Niwot Ridge (NWT) Long Term Ecological Research (LTER) in Colorado is an interdisciplinary research program that strives to develop a predictive understanding of ecological processes in high-elevation mountain ecosystems. I participate in the Niwot VIII grant on the alpine tundra transplant experiment. This experiment was established in 2024, and in it we manipulated the macroclimate by transplanting tundra turfs (plots of intact plants and soil) from high to low elevation sites along naturally-occurring moisture within sites. The experiment builds on more than 40 years of long-term monitoring, manipulative experiments, and modeling at Niwot Ridge to document, explain, and predict patterns of change in mountain ecosystems while contributing to synthetic conceptual advances in ecology, ecosystem science, and global change biology.

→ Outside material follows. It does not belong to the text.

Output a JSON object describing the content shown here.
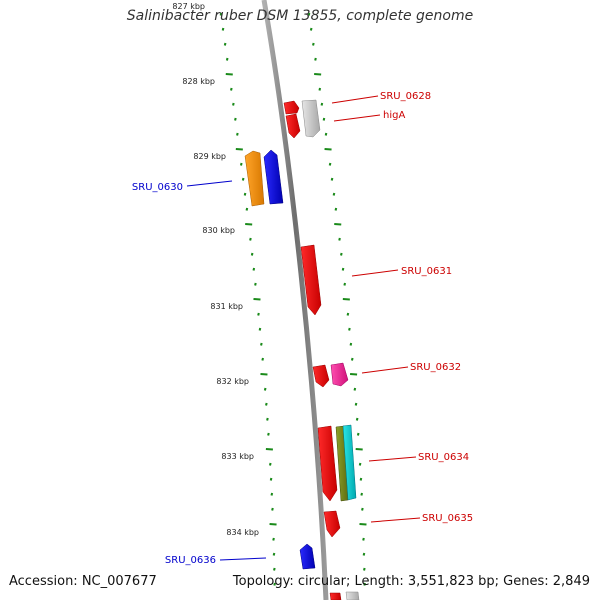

Within this larger, collaborative LTER project, my group studies the responses of soil carbon, nutrient cycling, and root dynamics to a changing climate in alpine soils. We work in moist and dry meadow sites.
This project is supported by the National Science Foundation.
Tropical Root Trait (TropiRoot) and Disturbance (TropiRAD) data synthesis projects
This is a collaborative set of project synthesizing tropical forest root data across bioregions in response to natural and experimental change.
The TropiRoot and TropiRAD projects seek to bring together an international group of tropical root researchers to synthesize existing data and understand broader trends in tropical root dynamics and responses to global change. I founded the TropiRoot Initiative in 2020, and I now co-lead the TropiRAD data synthesis project. TropiRoot held our first in-person workshop in 2023 in Panama at Barro Colorado Island after starting the group remotely during COVID shutdowns.